More than 1.6 million confidential digital medical records are alleged to have been collected and processed by the company, which specialises in artificial intelligence and was taken over by Google in 2014, without the patients’ knowledge. Now those affected are suing in the High Court of England and Wales.
The British law firm Mishcon de Reya announced the class action back in September 2021. Background: The British hospital operator Royal Free London NHS Foundation Trust transferred patient data to the Google subsidiary DeepMind, which – according to the law firm – was processed in breach of data protection laws.
Why was the data transferred?
In 2015, DeepMind developed the smartphone app Stream. The application was supposed to detect acute kidney diseases based on registered patient data. According to Google at the time, this type of early detection leads to a reduction of preventable deaths by up to 25 percent. For clinical safety testing of the app, DeepMind agreed with the Royal Free NHS to transfer around 1.6 million medical records. Apparently without the knowledge and consent of the patients. Explosive: the data collected did not only relate to kidney disease. Personal information on HIV patients, drug addicts and women who had abortions was also passed on to the Google subsidiary. In addition, DeepMind received data on intensive care, emergency departments and the daily activities of individual clinics.
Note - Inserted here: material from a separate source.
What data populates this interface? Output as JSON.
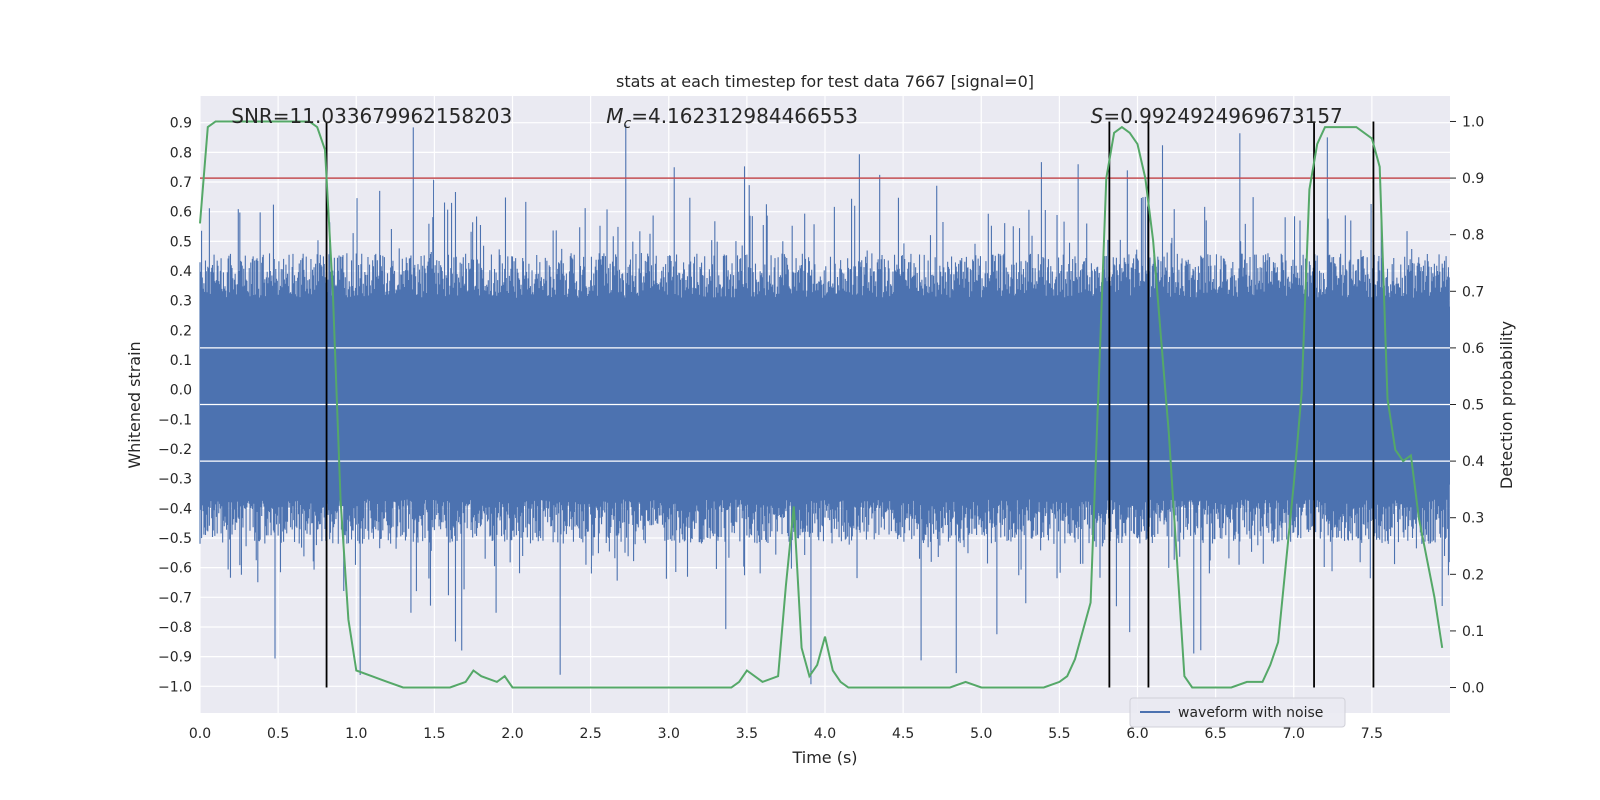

Stream not criticised for the first time
As early as 2017, the British data protection authority criticised DeepMind for receiving data from a time when there was no cooperation with the Royal Free NHS. Patients affected could not have assumed that their data would be processed in the way it was. The class action lawsuit is now intended to clarify how the handling of medical data is to be regulated in the future. Tech giant Google has already announced its intention to discontinue the operation of the app. However, it is unclear what this means for the medical records that have already been transferred and the patients affected.